"Well, suppose we hide behind those coats, and just as she comes along, both of us make a spring at her?—won't that be fun?"
"Capital!" said Louise, "but won't Mamma punish us?"
"Of course, if she finds us out; but we mustn't get found out. What is the use of having feet, if you can't scamper with them? Betsey of course will be too frightened to see who did it, and before anybody else comes, we shall get out of the way."
The new cook, "Betsey," whom these two little sisters were talking about, was a widow. Her husband was an industrious, temperate man, a carpenter by trade. He loved Betsey very much, and they lived in a snug, comfortable little house, which they hoped to be able to buy some day, when Tom had earned money enough at his trade.
Betsey made Tom a good wife. If he worked hard in the shop, she worked hard in the house. Everything was just as neat as a new pin. You might have eaten off her floors, they were scrubbed so white and clean. There were no finger marks on her doors or windows, no broken panes of glass, with paper or rags stuffed in, to keep out the air, and her closets and cupboards would bear looking at, in the brightest sunlight that ever found its way into a kitchen. Her dishes and tumblers never stuck to your fingers; her table never had on soiled table-cloths; her walls were never festooned with cobwebs; her hearth never was littered with ashes. Well might Tom work cheerfully for such a wife; for he knew that every penny he saved, and gave her, was put to the best possible use. It didn't go for tawdry finery, I can tell you; and she knew how to turn a coat for Tom, or re-line the sleeves, or seat a pair of pants, as nicely as a tailor.
Tom was a good looking fellow. He had a fine broad chest, and a straight, well formed figure; a large, clear, black eye, and a fine Roman nose, besides a set of teeth that would have made a dentist sigh. The truth was Tom was one of Nature's gentlemen; he always did and said just the right thing, and made everybody about him feel perfectly satisfied with the world in general, and himself in particular.
Well, they lived together as contented as two oysters. Tom didn't grit his teeth when a carriage rolled by with a rich man in it, or when another man passed him in a finer suit of broadcloth than his own. Not he. He stepped off to his shop, on the strength of Betsey's nice coffee and biscuit, as grand as the President. Why not? He owed nobody a cent, and that's more than many a man can say, who would knock you down as quick as a flash, if you should intimate he wasn't a gentleman.

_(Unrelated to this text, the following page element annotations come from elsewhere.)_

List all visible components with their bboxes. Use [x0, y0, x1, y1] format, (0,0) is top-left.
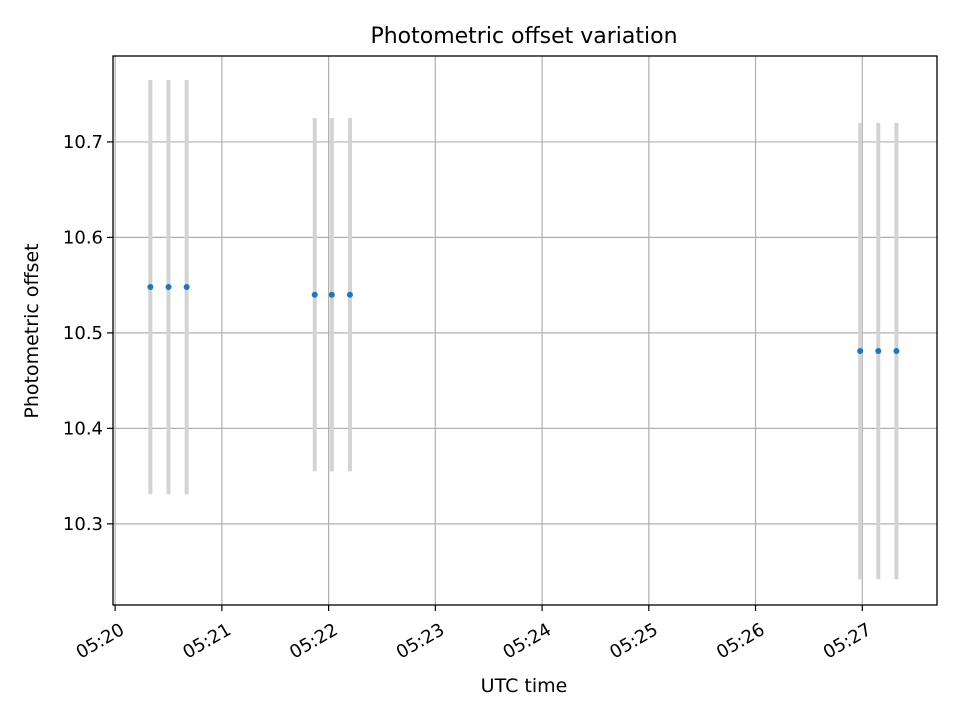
plot-frame [112, 55, 938, 606]
data-point [147, 284, 154, 291]
y-tick-label: 10.3 [63, 514, 103, 535]
data-point [165, 284, 172, 291]
data-point [346, 291, 353, 298]
grid [113, 56, 937, 605]
data-point [311, 291, 318, 298]
data-point [328, 291, 335, 298]
data-point [857, 348, 864, 355]
data-point [875, 348, 882, 355]
y-tick-label: 10.5 [63, 323, 103, 344]
y-tick-label: 10.4 [63, 418, 103, 439]
y-tick-label: 10.6 [63, 227, 103, 248]
x-axis-label: UTC time [481, 675, 568, 697]
data-point [893, 348, 900, 355]
chart-title: Photometric offset variation [370, 24, 677, 49]
y-axis-ticks: 10.3 10.4 10.5 10.6 10.7 [63, 132, 113, 535]
data-point [183, 284, 190, 291]
y-axis-label: Photometric offset [21, 243, 43, 418]
data-points [147, 284, 900, 355]
y-tick-label: 10.7 [63, 132, 103, 153]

One fine day, Tom proposed to Betsey to go a fishing, he said she needed something of that sort, by way of change, for she was quite worn out. Betsey said, "No, Tom, I am well enough; besides, the water will make me sick; but I want you to go; you and Phil Dolan; you need it more than I, a great deal."
Tom didn't like to go without Betsey; he didn't believe in husband's frolicking about, and leaving their poor tired wives to mend their old duds, at home. No; he knew that there is no woman, be she ever so kind and good, who does not sometimes want to see something beside a mop, a gridiron, and a darning needle; so Tom said, "No, I'll think of some pleasure you can share with me."
But Betsey persuaded him to go without her. She fancied, (good kind soul,) that Tom was looking less well than usual, and the thought of his getting sick, made her quite miserable; so Tom said he'd go. Then Betsey got Tom his fishing tackle, and put him up some biscuit, for he and Phil intended to get out on a little island to make some chowder; and then Tom——kissed her; (as true as you are alive, though she was his wife!) and then he went for Phil, and they got into a little boat, and floated off down the river.